Plus de 350 personnes ont perdu leur emploi lors de la fermeture du Concorde.

Loews embauche une firme pour trouver un acheteur pour le Concorde

Loews vient d'embaucher une firme spécialisée, CBRE, afin de trouver un acheteur pour l'édifice du Concorde, sur la Grande Allée.
Lors de son bulletin d'information de mardi soir, TVA Québec a indiqué que c'est un vice-président de cette entreprise, Bill Stone, qui a obtenu ce mandat. CBRE se présente sur son site Internet comme un des leaders canadiens dans la vente d'édifices hôteliers.
Loews en était venu à une entente de principe avec l'homme d'affaires Eddy Savoie pour lui vendre l'hôtel afin de le transformer en résidence de luxe pour personnes âgées. L'accord était valide jusqu'au 28 février. Le maire de Québec maintient depuis le début de ce débat qu'il préfère avoir un hôtel dans cet édifice.
Lors d'un échange de courriels avec Le Soleil, M. Stone a transmis notre demande d'entrevue à Loews. La porte-parole de l'entreprise, Sarah Murov, s'est bornée à dire que «l'hôtel est à vendre» quand on lui a demandé de confirmer l'information concernant M. Stone.
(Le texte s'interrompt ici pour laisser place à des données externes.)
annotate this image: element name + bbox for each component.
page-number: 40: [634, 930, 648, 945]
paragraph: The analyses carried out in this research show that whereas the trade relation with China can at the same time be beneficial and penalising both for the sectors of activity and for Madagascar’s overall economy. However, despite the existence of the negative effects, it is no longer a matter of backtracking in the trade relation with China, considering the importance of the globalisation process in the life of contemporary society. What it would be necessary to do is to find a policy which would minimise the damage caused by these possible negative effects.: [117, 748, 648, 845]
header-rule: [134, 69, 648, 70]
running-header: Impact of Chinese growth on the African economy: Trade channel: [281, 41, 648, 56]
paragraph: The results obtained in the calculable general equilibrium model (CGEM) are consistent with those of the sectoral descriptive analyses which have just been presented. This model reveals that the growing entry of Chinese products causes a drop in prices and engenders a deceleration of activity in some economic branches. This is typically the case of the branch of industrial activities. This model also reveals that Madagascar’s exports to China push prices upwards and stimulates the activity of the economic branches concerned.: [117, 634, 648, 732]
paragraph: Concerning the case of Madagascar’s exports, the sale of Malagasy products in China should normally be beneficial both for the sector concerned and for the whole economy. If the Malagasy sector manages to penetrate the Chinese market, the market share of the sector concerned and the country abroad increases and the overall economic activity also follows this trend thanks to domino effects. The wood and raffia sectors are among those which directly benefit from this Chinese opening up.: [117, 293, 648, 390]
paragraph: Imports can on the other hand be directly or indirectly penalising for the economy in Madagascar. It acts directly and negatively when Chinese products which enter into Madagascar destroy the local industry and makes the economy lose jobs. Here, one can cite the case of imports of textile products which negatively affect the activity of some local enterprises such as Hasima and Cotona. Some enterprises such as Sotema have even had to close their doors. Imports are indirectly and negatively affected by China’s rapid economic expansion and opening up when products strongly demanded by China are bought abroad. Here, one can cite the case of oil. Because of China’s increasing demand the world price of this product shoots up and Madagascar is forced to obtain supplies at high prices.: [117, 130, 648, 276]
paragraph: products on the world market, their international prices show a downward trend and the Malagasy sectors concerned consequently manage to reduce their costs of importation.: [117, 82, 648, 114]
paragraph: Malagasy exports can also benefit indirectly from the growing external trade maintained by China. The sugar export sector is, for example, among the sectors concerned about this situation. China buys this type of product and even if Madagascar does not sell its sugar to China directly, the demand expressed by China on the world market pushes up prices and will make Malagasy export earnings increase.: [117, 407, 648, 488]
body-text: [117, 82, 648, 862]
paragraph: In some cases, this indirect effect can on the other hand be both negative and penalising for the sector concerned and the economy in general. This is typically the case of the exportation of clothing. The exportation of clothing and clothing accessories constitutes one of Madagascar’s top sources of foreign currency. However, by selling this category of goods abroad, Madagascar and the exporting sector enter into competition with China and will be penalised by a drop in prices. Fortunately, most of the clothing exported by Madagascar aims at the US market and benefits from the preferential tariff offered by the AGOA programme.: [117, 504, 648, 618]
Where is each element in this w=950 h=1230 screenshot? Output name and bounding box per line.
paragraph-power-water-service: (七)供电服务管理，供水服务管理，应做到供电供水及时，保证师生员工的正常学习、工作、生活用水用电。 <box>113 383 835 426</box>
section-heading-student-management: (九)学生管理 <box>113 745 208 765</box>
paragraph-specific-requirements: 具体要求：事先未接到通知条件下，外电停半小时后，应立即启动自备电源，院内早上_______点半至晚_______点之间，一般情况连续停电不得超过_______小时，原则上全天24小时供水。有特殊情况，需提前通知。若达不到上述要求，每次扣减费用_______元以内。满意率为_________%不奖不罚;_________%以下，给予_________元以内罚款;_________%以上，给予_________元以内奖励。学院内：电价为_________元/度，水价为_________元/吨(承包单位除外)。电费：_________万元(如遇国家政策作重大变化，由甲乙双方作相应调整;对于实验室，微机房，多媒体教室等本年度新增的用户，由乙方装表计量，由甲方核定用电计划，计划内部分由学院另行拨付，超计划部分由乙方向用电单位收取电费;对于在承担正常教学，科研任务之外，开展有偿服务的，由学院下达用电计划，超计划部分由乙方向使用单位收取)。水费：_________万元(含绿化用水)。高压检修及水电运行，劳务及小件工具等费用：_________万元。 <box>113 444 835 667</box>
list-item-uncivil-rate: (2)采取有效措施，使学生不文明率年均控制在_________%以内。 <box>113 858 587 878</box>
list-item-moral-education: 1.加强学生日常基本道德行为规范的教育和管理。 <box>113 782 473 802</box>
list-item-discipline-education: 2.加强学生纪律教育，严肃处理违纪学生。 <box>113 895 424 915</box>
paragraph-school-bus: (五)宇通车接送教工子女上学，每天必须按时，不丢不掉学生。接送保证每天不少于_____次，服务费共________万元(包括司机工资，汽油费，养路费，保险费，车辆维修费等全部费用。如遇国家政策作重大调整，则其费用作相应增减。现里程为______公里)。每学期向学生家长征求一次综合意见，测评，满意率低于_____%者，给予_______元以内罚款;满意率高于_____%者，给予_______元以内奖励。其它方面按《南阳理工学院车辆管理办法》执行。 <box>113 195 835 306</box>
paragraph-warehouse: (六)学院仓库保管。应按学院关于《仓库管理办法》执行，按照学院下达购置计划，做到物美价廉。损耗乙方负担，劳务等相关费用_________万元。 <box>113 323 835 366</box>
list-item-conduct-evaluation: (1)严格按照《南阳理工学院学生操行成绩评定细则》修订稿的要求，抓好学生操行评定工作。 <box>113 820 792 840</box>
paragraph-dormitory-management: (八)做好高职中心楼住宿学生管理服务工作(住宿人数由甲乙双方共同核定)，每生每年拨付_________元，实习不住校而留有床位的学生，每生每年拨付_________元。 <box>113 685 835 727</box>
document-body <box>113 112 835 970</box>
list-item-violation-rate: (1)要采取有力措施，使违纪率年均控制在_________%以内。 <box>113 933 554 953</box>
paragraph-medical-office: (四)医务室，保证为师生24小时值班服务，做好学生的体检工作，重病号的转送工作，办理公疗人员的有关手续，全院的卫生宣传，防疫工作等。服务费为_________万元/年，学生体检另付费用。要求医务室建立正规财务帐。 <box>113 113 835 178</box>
«Est-ce que M. Savoie est toujours dans la course pour mettre la main sur l'hôtel? lui a demandé Le Soleil.
- L'hôtel est à vendre», a-t-elle répété.
Prêt à prendre le risque
Lors d'une mêlée de presse, le maire Régis Labeaume a affirmé mardi qu'il est prêt à prendre le risque de voir le Concorde demeurer vide durant une longue période en attendant de trouver un acheteur potentiel prêt à administrer un hôtel dans cet édifice. Il a répété qu'il était en contact avec des investisseurs potentiels.
«On va tout faire pour que le Concorde garde sa vocation hôtelière. On va prendre tout le temps qu'il faut, c'est vraiment notre objectif.»